There are two times to sell:

  • when your investment has closely neared, met or exceeded your estimate of fair value
  • when the business you’ve invested in has developed some serious problems that will affect its present value and its future ability to generate cash flows

In the first situation, you must avoid getting greedy. If you had an estimate of intrinsic value when you bought the company (at a discount) and over time your forecast bore out, and if there is no completely new developments in the business which would cause you to drastically re-appraise upward the future value of the business, you sell. That’s it.

Similarly, if you make a forecast for the business’s prospects and you later realize you’ve made a big error in your conceptual understanding of the business and its value, you sell. Short term price volatility is not a “realization of your error”. Realization of your error would be the company generating significantly lower owner earnings than you had anticipated, or worse.

Finally, if you feel full of confusion and can’t sleep easily at night about your investment, tossing and turning trying to figure out what is going on, you sell. It’s not worth the stress and you won’t make good decisions in that state of mind. Just sell it and look for something you can understand a little easier.

And don’t be afraid to take a loss. You will not get every decision right. Luckily, you don’t need to– if you invest with a margin of safety, the reality of an occasional error is built in to the collective prices you pay for all your businesses. Never hesitate to sell simply because you want to avoid a loss. You will screw up now and then. Accept it, sell, and move on to your next opportunity.

F-ing Wall Street All Over The Place

There’s still more to this outstanding introduction to value investing but I don’t have the time or interest to go into all of it right now. In the rest of the book, Ponzio discusses arbitrage, workouts and other special investment scenarios and provides a great “how-to” on getting involved with these investments and taking your game to the next level.

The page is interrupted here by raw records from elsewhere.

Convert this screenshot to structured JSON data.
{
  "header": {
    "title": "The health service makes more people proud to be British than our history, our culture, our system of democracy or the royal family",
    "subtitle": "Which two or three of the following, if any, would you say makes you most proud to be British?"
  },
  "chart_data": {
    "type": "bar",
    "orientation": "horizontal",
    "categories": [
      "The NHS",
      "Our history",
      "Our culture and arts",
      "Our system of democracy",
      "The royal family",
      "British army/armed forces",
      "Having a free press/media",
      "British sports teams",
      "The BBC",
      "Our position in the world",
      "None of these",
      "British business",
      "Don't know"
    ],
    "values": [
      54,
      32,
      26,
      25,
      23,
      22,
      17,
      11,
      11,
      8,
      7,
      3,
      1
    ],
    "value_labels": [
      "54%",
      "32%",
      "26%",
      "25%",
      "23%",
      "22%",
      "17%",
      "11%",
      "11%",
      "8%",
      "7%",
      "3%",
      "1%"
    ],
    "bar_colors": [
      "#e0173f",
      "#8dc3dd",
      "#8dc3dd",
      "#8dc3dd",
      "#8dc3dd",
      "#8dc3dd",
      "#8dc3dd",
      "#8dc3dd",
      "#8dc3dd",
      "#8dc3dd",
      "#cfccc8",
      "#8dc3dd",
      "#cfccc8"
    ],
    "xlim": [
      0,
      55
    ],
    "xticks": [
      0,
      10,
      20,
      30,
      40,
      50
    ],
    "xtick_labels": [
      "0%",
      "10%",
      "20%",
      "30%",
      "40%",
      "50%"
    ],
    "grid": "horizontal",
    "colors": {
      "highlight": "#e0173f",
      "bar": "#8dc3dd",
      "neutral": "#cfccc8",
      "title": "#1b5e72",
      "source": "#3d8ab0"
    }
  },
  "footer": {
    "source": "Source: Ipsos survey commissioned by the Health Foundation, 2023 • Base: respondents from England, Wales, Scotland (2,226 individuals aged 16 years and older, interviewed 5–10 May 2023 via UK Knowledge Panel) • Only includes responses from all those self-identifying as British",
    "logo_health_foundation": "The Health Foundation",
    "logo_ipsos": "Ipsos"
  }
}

He also provides a short primer on bond investing and an exploration of the “different types of investors” ala Ben Graham’s conservative versus enterprising investor archetypes. Rounded out with an investor glossary and a short Q&A and this book is a true gem trading at a significant discount to intrinsic value.

More Warren Buffet than Ben Graham, Joe Ponzio’s F Wall Street is a classic and a great starting place for anyone who wants to jump into value investing head first.